Thermal design: 2U pays dividends once more
The 2U1N kind issue we adopted in Gen 12 continues to pay dividends. Gen 13 makes use of 5x 80mm followers (up from 4x in Gen 12) to deal with the elevated thermal load from the 500W CPU. The bigger fan quantity, mixed with the 2U chassis airflow traits, means followers function effectively under most obligation cycle at typical ambient temperatures, preserving fan energy within the < 50W vary per fan.
Drop-in accelerator assist
Gen 12 | x2 single width FHFL or x1 double width FHFL |
Gen 13 | x2 double width FHFL |
Sustaining the modularity of our fleet is a core requirement for our server design. This requirement enabled Cloudflare to rapidly retrofit and deploy GPUs globally to greater than 100 cities in 2024. In Gen 13, we’re persevering with the assist of high-performance PCIe add-in playing cards.
On Gen 13, the 2U chassis format is up to date and configured to assist extra demanding energy and thermal necessities. Whereas Gen 12 was restricted to a single double-width GPU, the Gen 13 structure now helps two double-width PCIe playing cards.

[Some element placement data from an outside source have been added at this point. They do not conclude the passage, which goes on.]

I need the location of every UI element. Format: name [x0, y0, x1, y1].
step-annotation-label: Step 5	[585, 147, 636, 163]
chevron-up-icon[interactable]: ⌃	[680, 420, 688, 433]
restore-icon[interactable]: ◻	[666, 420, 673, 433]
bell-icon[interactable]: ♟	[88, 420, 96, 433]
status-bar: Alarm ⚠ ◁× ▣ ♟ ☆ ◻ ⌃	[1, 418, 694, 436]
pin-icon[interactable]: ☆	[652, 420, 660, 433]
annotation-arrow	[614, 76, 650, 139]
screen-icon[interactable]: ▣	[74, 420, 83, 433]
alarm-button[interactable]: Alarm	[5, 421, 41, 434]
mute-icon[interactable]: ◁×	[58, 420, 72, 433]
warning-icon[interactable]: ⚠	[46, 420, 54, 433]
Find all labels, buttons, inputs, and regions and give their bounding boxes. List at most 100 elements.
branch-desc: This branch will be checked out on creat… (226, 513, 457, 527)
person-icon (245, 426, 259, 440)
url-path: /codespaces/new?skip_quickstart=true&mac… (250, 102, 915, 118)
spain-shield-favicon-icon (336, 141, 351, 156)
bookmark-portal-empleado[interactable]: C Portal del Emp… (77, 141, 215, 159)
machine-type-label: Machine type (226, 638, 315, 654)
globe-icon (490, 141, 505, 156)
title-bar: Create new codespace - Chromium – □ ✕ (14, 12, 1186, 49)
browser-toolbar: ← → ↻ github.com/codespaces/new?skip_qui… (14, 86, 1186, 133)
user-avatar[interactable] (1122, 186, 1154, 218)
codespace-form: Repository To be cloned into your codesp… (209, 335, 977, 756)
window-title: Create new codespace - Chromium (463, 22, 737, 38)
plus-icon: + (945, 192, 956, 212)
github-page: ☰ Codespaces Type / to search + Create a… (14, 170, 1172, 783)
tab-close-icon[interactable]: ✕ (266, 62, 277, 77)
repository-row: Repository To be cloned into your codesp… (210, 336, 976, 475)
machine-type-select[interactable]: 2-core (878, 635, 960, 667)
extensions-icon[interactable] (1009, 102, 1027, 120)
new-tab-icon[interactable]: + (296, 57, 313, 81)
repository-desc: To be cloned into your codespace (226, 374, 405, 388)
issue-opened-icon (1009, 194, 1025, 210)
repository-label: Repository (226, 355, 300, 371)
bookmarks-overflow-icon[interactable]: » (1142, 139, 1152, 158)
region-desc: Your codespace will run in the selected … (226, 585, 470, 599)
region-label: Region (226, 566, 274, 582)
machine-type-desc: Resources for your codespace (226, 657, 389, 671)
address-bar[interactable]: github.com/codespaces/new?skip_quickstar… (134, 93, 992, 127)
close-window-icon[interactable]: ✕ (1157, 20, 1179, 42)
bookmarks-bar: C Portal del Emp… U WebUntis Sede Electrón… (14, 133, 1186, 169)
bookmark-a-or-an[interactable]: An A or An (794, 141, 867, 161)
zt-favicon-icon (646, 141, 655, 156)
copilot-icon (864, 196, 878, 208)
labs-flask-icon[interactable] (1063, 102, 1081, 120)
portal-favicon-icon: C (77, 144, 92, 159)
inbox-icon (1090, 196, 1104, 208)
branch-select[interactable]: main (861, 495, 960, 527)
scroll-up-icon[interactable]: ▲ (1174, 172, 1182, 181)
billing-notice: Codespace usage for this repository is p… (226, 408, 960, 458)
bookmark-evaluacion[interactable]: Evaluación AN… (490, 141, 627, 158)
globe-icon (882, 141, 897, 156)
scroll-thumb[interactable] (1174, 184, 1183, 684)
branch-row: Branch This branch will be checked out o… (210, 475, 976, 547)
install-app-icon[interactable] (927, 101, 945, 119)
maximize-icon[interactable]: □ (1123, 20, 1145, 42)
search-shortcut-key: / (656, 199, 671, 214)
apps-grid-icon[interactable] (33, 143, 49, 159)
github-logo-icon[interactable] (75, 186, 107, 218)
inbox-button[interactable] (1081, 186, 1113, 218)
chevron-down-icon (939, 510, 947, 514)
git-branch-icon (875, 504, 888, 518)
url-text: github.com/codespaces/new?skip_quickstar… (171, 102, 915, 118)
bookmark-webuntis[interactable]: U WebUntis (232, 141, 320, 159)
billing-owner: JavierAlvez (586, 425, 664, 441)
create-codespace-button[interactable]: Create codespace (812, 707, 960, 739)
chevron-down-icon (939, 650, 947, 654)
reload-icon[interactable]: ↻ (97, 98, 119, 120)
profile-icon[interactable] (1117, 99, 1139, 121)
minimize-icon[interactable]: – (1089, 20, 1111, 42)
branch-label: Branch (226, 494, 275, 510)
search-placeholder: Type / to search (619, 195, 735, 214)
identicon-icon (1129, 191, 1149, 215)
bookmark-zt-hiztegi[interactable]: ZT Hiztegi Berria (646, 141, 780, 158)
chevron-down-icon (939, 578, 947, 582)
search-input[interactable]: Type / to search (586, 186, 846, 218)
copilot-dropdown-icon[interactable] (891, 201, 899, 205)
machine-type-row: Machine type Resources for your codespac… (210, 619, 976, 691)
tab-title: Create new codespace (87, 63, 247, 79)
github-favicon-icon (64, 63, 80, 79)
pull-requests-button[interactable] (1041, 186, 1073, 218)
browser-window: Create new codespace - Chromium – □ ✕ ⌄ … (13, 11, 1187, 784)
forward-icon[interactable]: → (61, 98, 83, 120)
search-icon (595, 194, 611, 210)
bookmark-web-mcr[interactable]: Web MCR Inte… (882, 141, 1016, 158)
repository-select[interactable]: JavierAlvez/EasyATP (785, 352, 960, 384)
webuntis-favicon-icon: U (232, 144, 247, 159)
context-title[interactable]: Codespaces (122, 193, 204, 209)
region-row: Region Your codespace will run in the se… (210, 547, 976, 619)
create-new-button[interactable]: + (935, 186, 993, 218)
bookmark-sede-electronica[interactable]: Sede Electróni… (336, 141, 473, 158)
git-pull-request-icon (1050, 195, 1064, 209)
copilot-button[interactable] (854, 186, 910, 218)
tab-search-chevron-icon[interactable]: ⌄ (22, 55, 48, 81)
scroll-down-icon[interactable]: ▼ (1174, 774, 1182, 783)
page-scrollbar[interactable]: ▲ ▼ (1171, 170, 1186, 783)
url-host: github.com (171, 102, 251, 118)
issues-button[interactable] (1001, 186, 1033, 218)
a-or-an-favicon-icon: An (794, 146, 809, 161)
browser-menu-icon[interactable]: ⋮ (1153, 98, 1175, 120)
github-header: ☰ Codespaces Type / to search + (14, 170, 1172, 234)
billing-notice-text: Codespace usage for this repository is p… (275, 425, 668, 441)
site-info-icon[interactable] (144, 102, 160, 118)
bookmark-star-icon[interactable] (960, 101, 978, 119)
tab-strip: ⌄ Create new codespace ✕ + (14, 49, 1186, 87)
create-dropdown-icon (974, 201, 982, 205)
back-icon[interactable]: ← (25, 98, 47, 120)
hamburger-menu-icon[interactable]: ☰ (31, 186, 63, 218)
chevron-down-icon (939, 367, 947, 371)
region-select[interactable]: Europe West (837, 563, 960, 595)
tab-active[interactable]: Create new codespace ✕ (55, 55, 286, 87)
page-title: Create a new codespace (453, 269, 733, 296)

A launchpad to scale Cloudflare to better heights
Each technology of Cloudflare servers is an train in balancing competing constraints: efficiency versus energy, capability versus price, flexibility versus simplicity. Gen 13 comes with 2x core rely, 2x reminiscence capability, 4x community bandwidth, 1.5x storage capability, and future-proofing for accelerator deployments — all whereas enhancing complete price of possession and sustaining a strong administration characteristic set and safety posture that our international fleet calls for.
Gen 13 servers are totally certified and shall be deployed to serve hundreds of thousands of requests throughout Cloudflare’s international community in additional than 330 cities. As all the time, Cloudflare’s journey to serve the Web as effectively as doable doesn’t finish right here. Because the deployment of Gen 13 begins, we’re planning the structure for Gen 14.
If you’re enthusiastic about serving to construct a greater Web, come be part of us. We’re hiring.